As psychiatrist Dr. Tracey Marks explains in the video below, essential oils contain volatile organic compounds (simply meaning they can vaporize and become a gas) that exert a pharmacological effect when they penetrate the body, either through the skin or your olfactory nerve.

Inhaling essential oils do cause a reaction in the brain, and there is evidence to back up the assertion that certain oils can have a calming effect; Marks cites a 2005 study that found that test subjects who were exposed to lavender oil experienced an increase in deep, slow-wave sleep.

This is because our sense of smell is controlled by the olfactory nerve, which connects to the temporal lobe in the brain. The temporal lobe contains the hippocampus and the amygdala. The hippocampus plays a role in the memory of past experiences, and the amygdala is the emotional center of the brain.
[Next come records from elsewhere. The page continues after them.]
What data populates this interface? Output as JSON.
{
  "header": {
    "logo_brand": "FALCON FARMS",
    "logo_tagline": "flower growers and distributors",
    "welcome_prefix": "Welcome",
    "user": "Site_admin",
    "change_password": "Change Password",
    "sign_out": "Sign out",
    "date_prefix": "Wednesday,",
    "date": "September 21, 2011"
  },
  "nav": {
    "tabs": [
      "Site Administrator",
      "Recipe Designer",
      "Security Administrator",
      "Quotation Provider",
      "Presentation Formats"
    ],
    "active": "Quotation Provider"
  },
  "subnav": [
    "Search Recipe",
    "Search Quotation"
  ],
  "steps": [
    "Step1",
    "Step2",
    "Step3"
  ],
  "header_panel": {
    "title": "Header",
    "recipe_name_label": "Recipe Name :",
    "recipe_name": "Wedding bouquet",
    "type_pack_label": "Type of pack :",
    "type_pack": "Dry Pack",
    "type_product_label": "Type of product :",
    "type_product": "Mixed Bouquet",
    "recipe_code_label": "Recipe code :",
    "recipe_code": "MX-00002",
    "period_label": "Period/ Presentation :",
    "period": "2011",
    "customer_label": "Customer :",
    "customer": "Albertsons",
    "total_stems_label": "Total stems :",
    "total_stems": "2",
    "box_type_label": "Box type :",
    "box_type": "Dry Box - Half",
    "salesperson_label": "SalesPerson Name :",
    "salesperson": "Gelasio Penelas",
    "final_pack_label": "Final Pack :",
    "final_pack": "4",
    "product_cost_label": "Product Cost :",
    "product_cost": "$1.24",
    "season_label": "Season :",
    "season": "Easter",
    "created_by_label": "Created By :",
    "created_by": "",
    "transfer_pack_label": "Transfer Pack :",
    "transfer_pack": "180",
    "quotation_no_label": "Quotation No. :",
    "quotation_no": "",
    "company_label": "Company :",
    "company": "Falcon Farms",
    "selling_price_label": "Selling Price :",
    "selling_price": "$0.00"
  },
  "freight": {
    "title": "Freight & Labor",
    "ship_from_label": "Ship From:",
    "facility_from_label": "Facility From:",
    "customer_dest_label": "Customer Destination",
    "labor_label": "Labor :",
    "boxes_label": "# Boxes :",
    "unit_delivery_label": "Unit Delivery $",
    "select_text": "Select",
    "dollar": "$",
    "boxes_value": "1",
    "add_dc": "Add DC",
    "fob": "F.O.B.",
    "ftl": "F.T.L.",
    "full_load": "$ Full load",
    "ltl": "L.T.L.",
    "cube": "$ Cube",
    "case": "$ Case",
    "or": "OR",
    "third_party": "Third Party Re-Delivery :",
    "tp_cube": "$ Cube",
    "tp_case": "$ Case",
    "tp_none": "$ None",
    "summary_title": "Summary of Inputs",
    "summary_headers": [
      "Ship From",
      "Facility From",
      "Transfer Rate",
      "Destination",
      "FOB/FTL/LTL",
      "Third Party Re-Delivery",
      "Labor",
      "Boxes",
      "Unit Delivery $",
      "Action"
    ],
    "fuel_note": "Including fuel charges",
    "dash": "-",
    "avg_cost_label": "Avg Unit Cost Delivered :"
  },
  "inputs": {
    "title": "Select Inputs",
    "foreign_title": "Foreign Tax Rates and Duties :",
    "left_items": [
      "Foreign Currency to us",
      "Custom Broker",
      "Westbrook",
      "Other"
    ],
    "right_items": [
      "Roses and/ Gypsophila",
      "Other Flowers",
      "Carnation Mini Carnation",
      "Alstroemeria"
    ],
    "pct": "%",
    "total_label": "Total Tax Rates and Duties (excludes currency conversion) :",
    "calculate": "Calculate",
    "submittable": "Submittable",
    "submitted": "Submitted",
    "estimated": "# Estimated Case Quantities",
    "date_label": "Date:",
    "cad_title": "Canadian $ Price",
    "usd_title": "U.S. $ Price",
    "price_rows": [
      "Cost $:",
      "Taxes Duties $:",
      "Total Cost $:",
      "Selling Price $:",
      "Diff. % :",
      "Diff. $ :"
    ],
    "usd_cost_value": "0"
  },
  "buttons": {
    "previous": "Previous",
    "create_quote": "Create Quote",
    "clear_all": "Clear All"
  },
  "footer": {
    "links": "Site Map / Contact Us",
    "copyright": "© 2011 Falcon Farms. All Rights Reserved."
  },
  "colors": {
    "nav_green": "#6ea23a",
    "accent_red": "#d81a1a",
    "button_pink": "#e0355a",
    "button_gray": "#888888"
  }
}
"By inhaling these molecules, you send them directly to the emotional part of the brain," says Marks. "This is why inhaling gases and fumes is a big deal; there's a direct pathway from your nose to your brain. Inhaling things is a faster route to affecting your brain than eating something because when you eat it it has to be digested before it enters your bloodstream."

Popular methods of inhaling essential oils to help get a good night's sleep include putting a few drops on a cotton ball, or under a pillow. Marks advises against putting undiluted oils directly on the skin, as some people might have an adverse reaction. When massaging the oil into the skin, she recommends mixing a few drops of the essential oil into a carrier oil like jojoba or coconut oil, or alternatively, mixing a few drops into bathwater.